The early phase of the official HRC for President campaign will be judged in the media via three dimensions–avoiding danger, generating genuine enthusiasm among Democrats, and raising money. Coverage of this last area kicks off today with an overview at Bloomberg Politics by Julie Bykowicz and Jennifer Epstein. It’s marred a bit by the obvious let’s-lower-expectations-by-admitting-HRC-won’t-meet-them game of the Clinton campaign sources they tapped. But it provides a solid explanation of that campaign’s goals and challenges across the spectrum that begins with low-dollar internet contributions and ends in the stratosphere of Super-PAC money.

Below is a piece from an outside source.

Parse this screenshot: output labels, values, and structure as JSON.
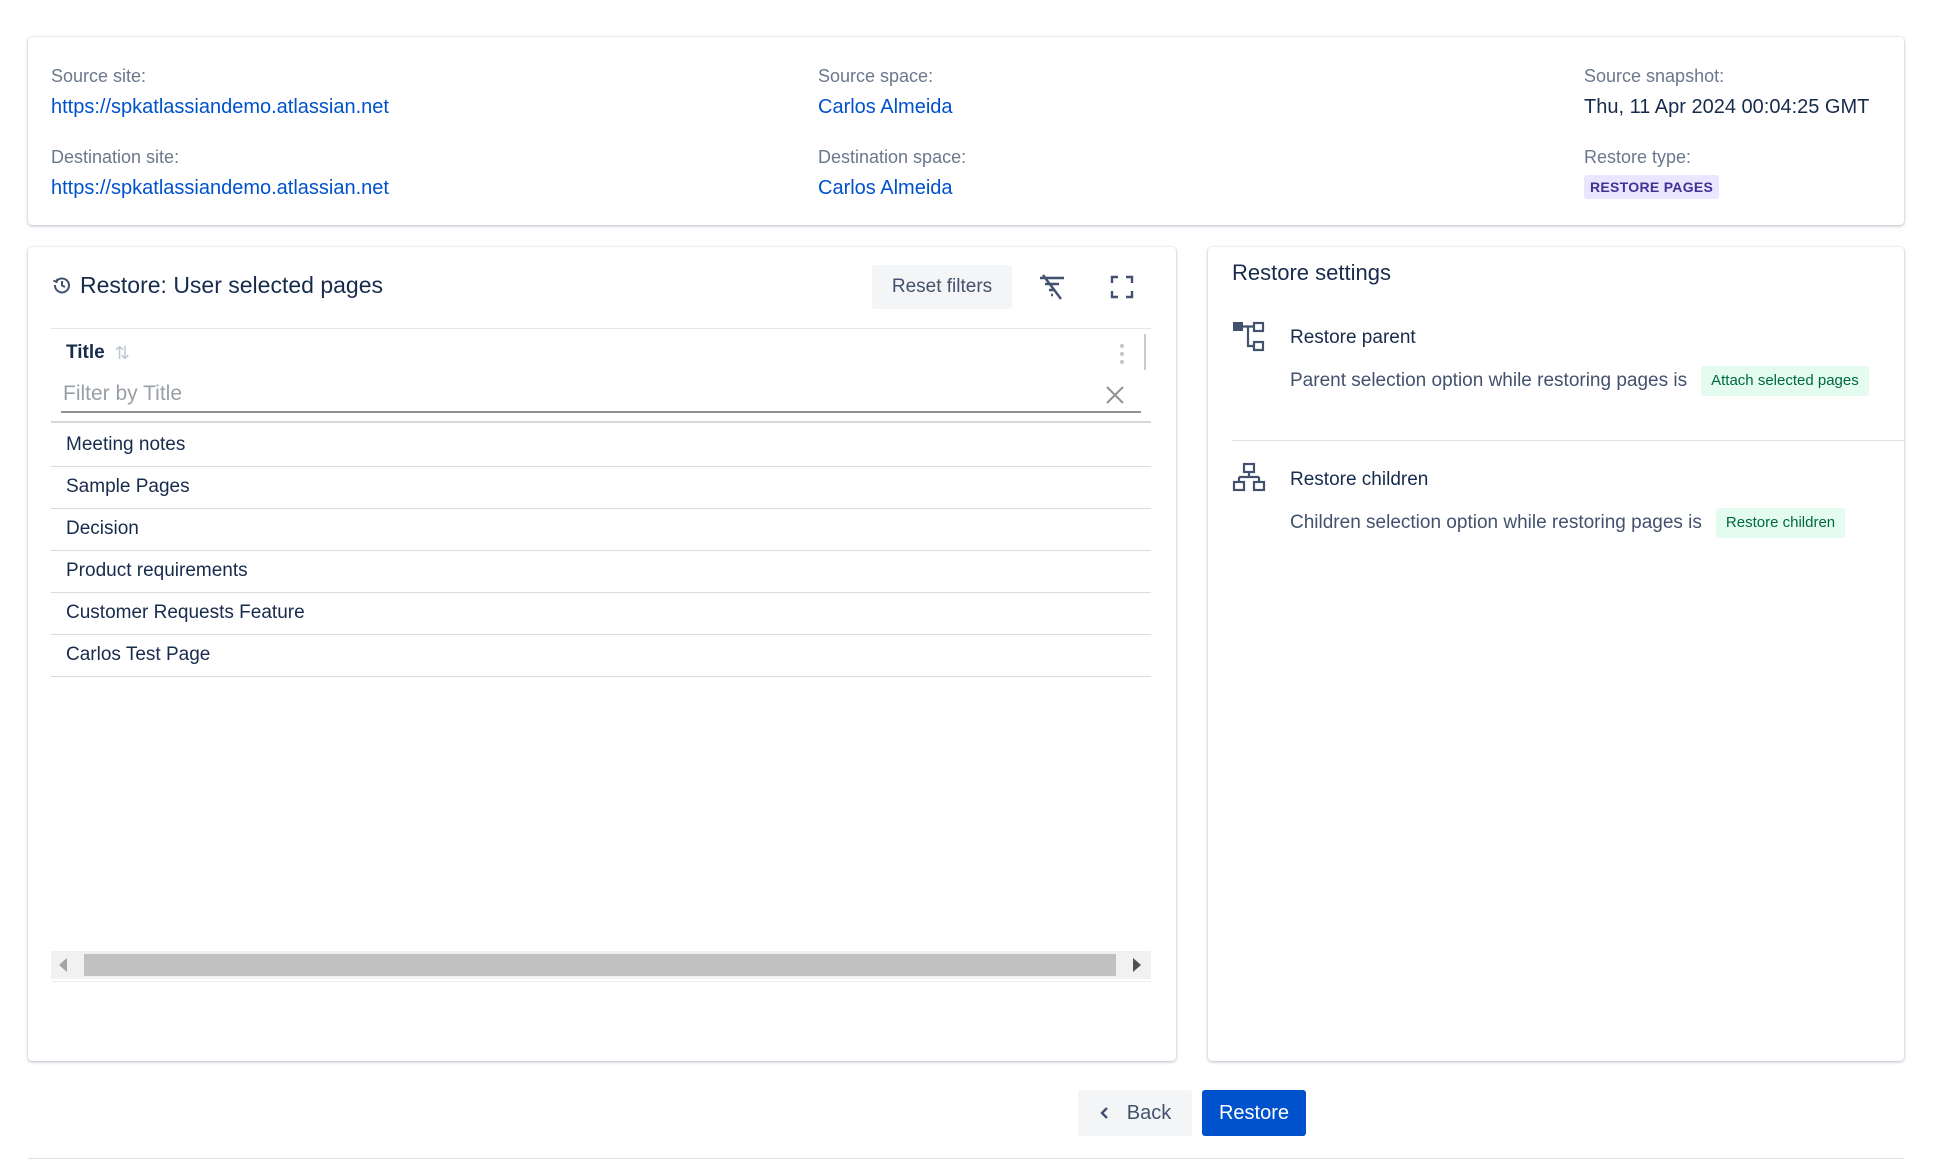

In that stratosphere, HRC is going to have a weapon unlike any other candidate in either party, and one that is probably best deployed there: The Big He:
[Hillary] Clinton could legally appear at fundraisers for the super-PAC, so long as she doesn’t specifically ask for contributions to the group. More intriguingly, so could her husband. That could provide Team Clinton with a way to offer major donors a VIP experience without Hillary Clinton getting into the kind of venues that could damage the populist credentials her party’s left wing will demand.

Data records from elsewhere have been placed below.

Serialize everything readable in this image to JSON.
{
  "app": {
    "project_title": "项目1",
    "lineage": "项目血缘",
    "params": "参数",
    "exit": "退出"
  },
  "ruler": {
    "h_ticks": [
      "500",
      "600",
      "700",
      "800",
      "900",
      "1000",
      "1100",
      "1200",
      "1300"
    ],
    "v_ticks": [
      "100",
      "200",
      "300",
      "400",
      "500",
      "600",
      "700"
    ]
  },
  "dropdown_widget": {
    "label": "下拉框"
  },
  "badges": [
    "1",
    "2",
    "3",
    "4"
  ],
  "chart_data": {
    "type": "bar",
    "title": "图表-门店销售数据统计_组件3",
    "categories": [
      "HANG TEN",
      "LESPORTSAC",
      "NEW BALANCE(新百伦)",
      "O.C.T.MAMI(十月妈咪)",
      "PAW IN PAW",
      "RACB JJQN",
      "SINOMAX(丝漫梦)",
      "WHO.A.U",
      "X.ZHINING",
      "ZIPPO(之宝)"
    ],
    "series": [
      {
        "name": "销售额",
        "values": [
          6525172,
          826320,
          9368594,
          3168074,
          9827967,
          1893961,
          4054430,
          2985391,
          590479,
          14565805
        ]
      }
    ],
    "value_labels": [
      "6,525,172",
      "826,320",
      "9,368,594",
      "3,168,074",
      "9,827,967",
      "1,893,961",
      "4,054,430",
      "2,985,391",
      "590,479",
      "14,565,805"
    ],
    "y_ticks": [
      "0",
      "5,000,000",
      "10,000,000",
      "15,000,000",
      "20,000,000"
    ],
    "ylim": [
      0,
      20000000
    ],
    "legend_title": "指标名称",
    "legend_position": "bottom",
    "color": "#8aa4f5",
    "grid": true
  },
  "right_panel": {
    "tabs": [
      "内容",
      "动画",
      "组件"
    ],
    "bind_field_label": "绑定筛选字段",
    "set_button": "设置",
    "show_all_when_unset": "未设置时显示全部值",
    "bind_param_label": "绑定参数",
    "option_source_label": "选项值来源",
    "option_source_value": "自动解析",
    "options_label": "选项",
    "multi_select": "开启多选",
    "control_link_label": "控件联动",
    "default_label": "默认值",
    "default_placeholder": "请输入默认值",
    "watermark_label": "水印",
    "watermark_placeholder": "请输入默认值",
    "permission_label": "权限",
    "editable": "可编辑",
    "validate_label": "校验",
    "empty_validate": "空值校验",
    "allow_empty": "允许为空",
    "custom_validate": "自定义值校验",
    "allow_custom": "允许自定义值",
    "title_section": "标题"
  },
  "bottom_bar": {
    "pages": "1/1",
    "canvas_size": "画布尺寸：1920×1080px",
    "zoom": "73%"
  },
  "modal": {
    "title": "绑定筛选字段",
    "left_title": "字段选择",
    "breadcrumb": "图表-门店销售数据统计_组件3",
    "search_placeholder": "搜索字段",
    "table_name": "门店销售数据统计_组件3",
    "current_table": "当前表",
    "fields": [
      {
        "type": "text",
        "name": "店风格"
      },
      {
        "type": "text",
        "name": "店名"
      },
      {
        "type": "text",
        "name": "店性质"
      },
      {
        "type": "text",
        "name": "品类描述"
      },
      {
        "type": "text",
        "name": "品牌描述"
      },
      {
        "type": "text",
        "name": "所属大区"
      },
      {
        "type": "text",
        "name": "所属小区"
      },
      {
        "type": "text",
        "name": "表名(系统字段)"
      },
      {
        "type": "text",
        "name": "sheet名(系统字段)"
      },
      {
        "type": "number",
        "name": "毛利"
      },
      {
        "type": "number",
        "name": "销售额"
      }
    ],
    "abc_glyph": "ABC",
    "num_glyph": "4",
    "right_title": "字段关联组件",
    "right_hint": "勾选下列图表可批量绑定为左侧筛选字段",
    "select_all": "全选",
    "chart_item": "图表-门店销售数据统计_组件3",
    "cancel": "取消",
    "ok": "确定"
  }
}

Anyone who’s ever seen Bill Clinton speak to a small room of big egos–political or financial–understands there’s really nobody better at it than he is. And it certainly seems a good preoccupation for him early in the campaign when his wife not only needs to strengthen her “populist” credentials, but also must not be overshadowed in public by the family member who has already been elected president.